A decisão foi tomada no julgamento do Recurso Extraordinário (RE) 1.558.247, com repercussão geral reconhecida (Tema 1.462) e mérito apreciado no Plenário Virtual. A tese fixada pelo STF deverá ser aplicada em todos os processos semelhantes que tramitam no Judiciário brasileiro.
O recurso foi apresentado por uma professora aposentada contra decisão da Segunda Turma Recursal do Tribunal de Justiça do Distrito Federal e dos Territórios (TJDFT), que havia afastado a incidência do redutor de cinco anos no cálculo dos proventos de sua aposentadoria por invalidez.
Na ocasião, a Turma entendeu que o artigo 48 da Lei Complementar Distrital nº 769/2008, considerado constitucional pelo Conselho Especial do TJDFT, proibia expressamente a redução da idade e do tempo de contribuição de professores nos casos de aposentadoria proporcional.

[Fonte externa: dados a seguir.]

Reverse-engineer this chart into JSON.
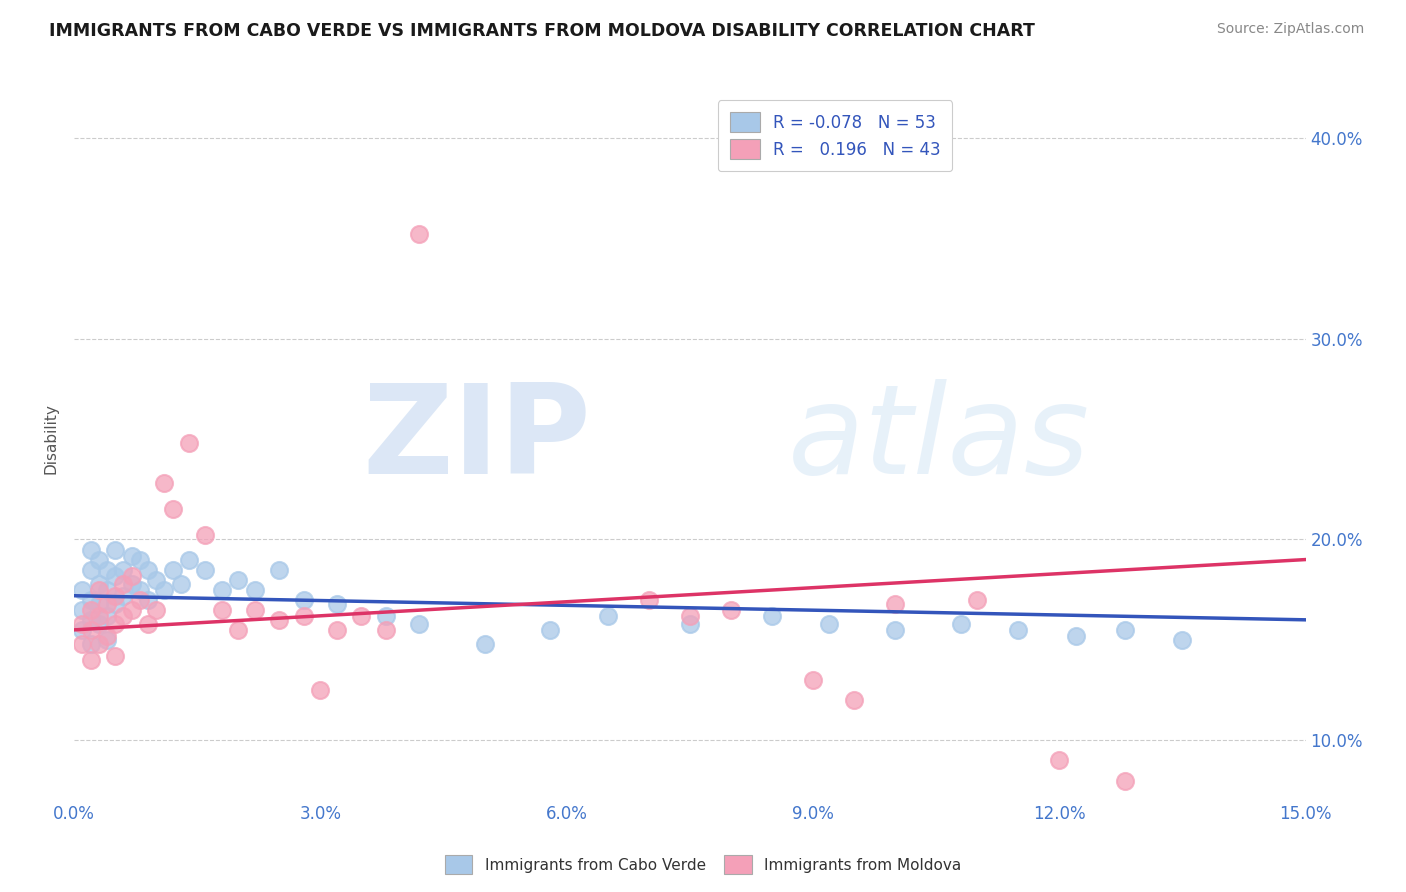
{
  "title": "IMMIGRANTS FROM CABO VERDE VS IMMIGRANTS FROM MOLDOVA DISABILITY CORRELATION CHART",
  "source_text": "Source: ZipAtlas.com",
  "ylabel": "Disability",
  "xlim": [
    0.0,
    0.15
  ],
  "ylim": [
    0.07,
    0.43
  ],
  "xticks": [
    0.0,
    0.03,
    0.06,
    0.09,
    0.12,
    0.15
  ],
  "xtick_labels": [
    "0.0%",
    "3.0%",
    "6.0%",
    "9.0%",
    "12.0%",
    "15.0%"
  ],
  "yticks": [
    0.1,
    0.2,
    0.3,
    0.4
  ],
  "ytick_labels": [
    "10.0%",
    "20.0%",
    "30.0%",
    "40.0%"
  ],
  "cabo_verde_color": "#a8c8e8",
  "moldova_color": "#f4a0b8",
  "cabo_verde_line_color": "#3355bb",
  "moldova_line_color": "#dd3366",
  "cabo_verde_R": -0.078,
  "cabo_verde_N": 53,
  "moldova_R": 0.196,
  "moldova_N": 43,
  "legend_label_1": "Immigrants from Cabo Verde",
  "legend_label_2": "Immigrants from Moldova",
  "watermark_zip": "ZIP",
  "watermark_atlas": "atlas",
  "cabo_verde_x": [
    0.001,
    0.001,
    0.001,
    0.002,
    0.002,
    0.002,
    0.002,
    0.002,
    0.003,
    0.003,
    0.003,
    0.003,
    0.004,
    0.004,
    0.004,
    0.004,
    0.005,
    0.005,
    0.005,
    0.006,
    0.006,
    0.007,
    0.007,
    0.008,
    0.008,
    0.009,
    0.009,
    0.01,
    0.011,
    0.012,
    0.013,
    0.014,
    0.016,
    0.018,
    0.02,
    0.022,
    0.025,
    0.028,
    0.032,
    0.038,
    0.042,
    0.05,
    0.058,
    0.065,
    0.075,
    0.085,
    0.092,
    0.1,
    0.108,
    0.115,
    0.122,
    0.128,
    0.135
  ],
  "cabo_verde_y": [
    0.175,
    0.165,
    0.155,
    0.195,
    0.185,
    0.17,
    0.16,
    0.148,
    0.19,
    0.178,
    0.168,
    0.158,
    0.185,
    0.175,
    0.162,
    0.15,
    0.195,
    0.182,
    0.168,
    0.185,
    0.172,
    0.192,
    0.178,
    0.19,
    0.175,
    0.185,
    0.17,
    0.18,
    0.175,
    0.185,
    0.178,
    0.19,
    0.185,
    0.175,
    0.18,
    0.175,
    0.185,
    0.17,
    0.168,
    0.162,
    0.158,
    0.148,
    0.155,
    0.162,
    0.158,
    0.162,
    0.158,
    0.155,
    0.158,
    0.155,
    0.152,
    0.155,
    0.15
  ],
  "moldova_x": [
    0.001,
    0.001,
    0.002,
    0.002,
    0.002,
    0.003,
    0.003,
    0.003,
    0.004,
    0.004,
    0.005,
    0.005,
    0.005,
    0.006,
    0.006,
    0.007,
    0.007,
    0.008,
    0.009,
    0.01,
    0.011,
    0.012,
    0.014,
    0.016,
    0.018,
    0.02,
    0.022,
    0.025,
    0.028,
    0.03,
    0.032,
    0.035,
    0.038,
    0.042,
    0.07,
    0.075,
    0.08,
    0.09,
    0.095,
    0.1,
    0.11,
    0.12,
    0.128
  ],
  "moldova_y": [
    0.158,
    0.148,
    0.165,
    0.155,
    0.14,
    0.175,
    0.162,
    0.148,
    0.168,
    0.152,
    0.172,
    0.158,
    0.142,
    0.178,
    0.162,
    0.182,
    0.165,
    0.17,
    0.158,
    0.165,
    0.228,
    0.215,
    0.248,
    0.202,
    0.165,
    0.155,
    0.165,
    0.16,
    0.162,
    0.125,
    0.155,
    0.162,
    0.155,
    0.352,
    0.17,
    0.162,
    0.165,
    0.13,
    0.12,
    0.168,
    0.17,
    0.09,
    0.08
  ]
}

Constitucionalidade superveniente rejeitada pelo STF
Ao recorrer ao STF, a professora sustentou que a decisão do TJDFT reconheceu uma espécie de “constitucionalidade superveniente” da norma distrital, fundamentando-se na Emenda Constitucional nº 103/2019, que ampliou a autonomia de estados, municípios e do Distrito Federal para disciplinar os regimes próprios de previdência.

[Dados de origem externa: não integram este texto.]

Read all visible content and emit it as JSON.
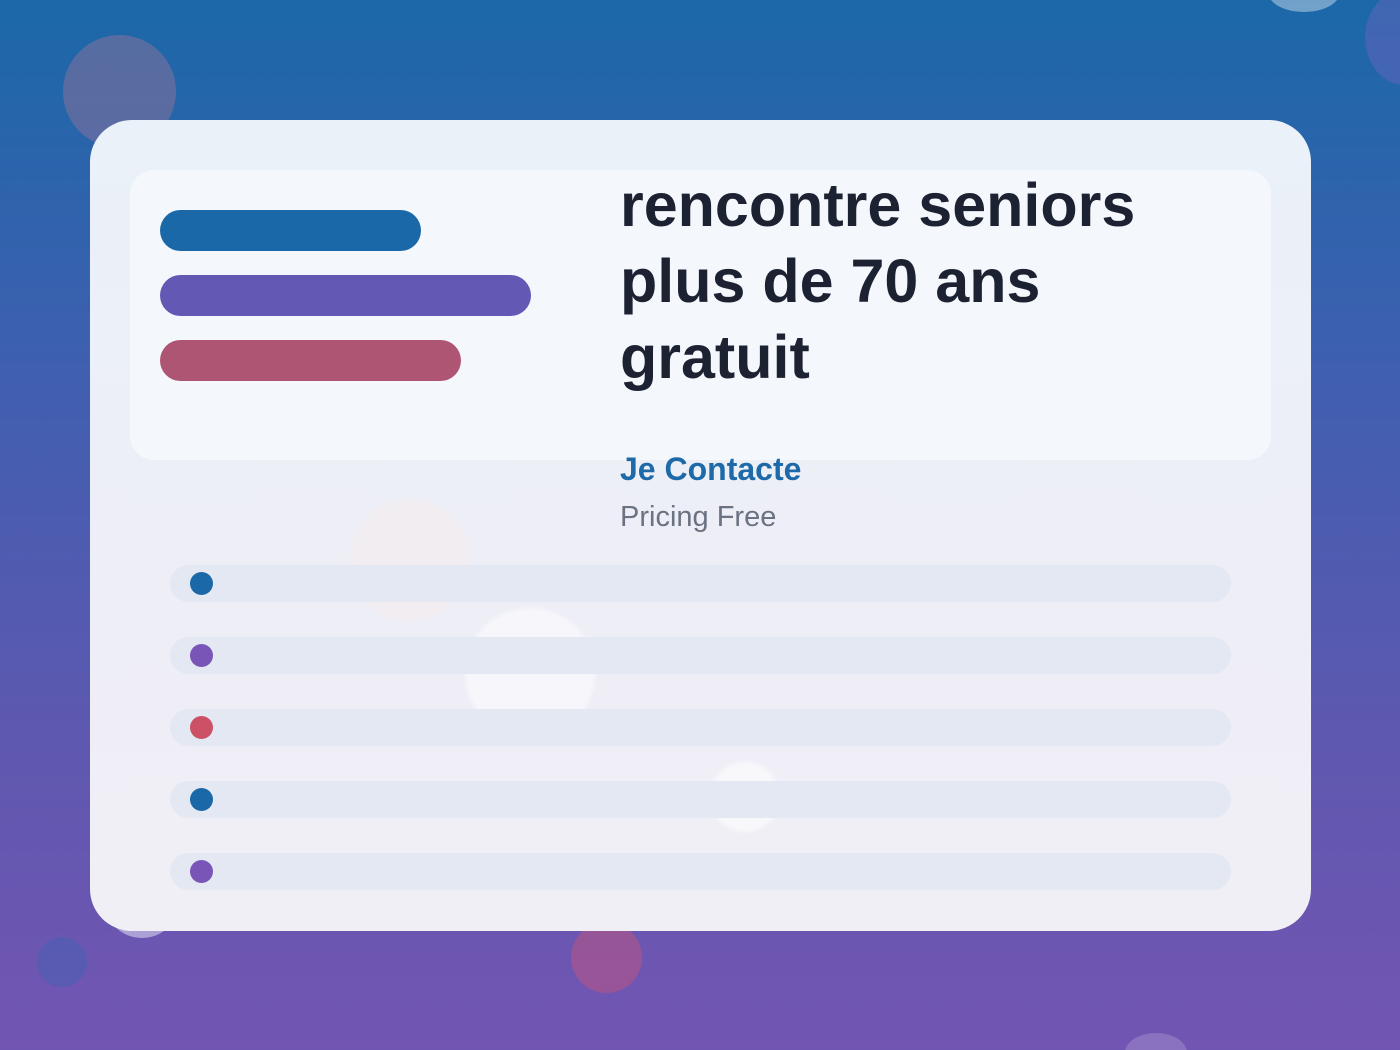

Segundo a tese da recorrente, a lei distrital era incompatível com a Constituição desde sua origem e não poderia ser validada posteriormente por uma mudança constitucional.
Ao votar no caso, o presidente do STF, ministro Edson Fachin, destacou que a Corte já havia se manifestado sobre o tema no julgamento da Reclamação (RCL) 85.655, afastando a possibilidade de se reconhecer a constitucionalidade superveniente de uma norma inicialmente incompatível com a Constituição.
De acordo com o entendimento consolidado do Supremo, uma lei considerada inconstitucional quando editada não pode ser convalidada por uma emenda constitucional posterior. Nessas hipóteses, a norma é considerada nula desde a sua origem.
Jurisprudência consolidada
Em seu voto, Fachin também ressaltou que a jurisprudência do STF é pacífica ao reconhecer que a aposentadoria proporcional de professores da rede pública, inclusive por invalidez, deve ser calculada tomando como referência o tempo exigido para a aposentadoria integral da categoria.
Na prática, isso significa que, ao calcular os proventos proporcionais, deve ser aplicado o redutor constitucional de cinco anos assegurado aos profissionais do magistério que exerceram exclusivamente funções de ensino.
O ministro Gilmar Mendes ficou vencido apenas quanto à reafirmação da jurisprudência consolidada da Corte.
Tese fixada pelo STF
O Supremo fixou a seguinte tese de repercussão geral: “Na aposentadoria por invalidez de professor da rede pública que exerça exclusivamente funções de magistério, os proventos proporcionais devem ser calculados com observância do redutor constitucional de cinco anos previsto para a aposentadoria integral da categoria.”
Com a decisão, o STF reforça a proteção previdenciária conferida aos profissionais do magistério e garante tratamento diferenciado previsto na Constituição para uma categoria considerada estratégica para a formação educacional do país.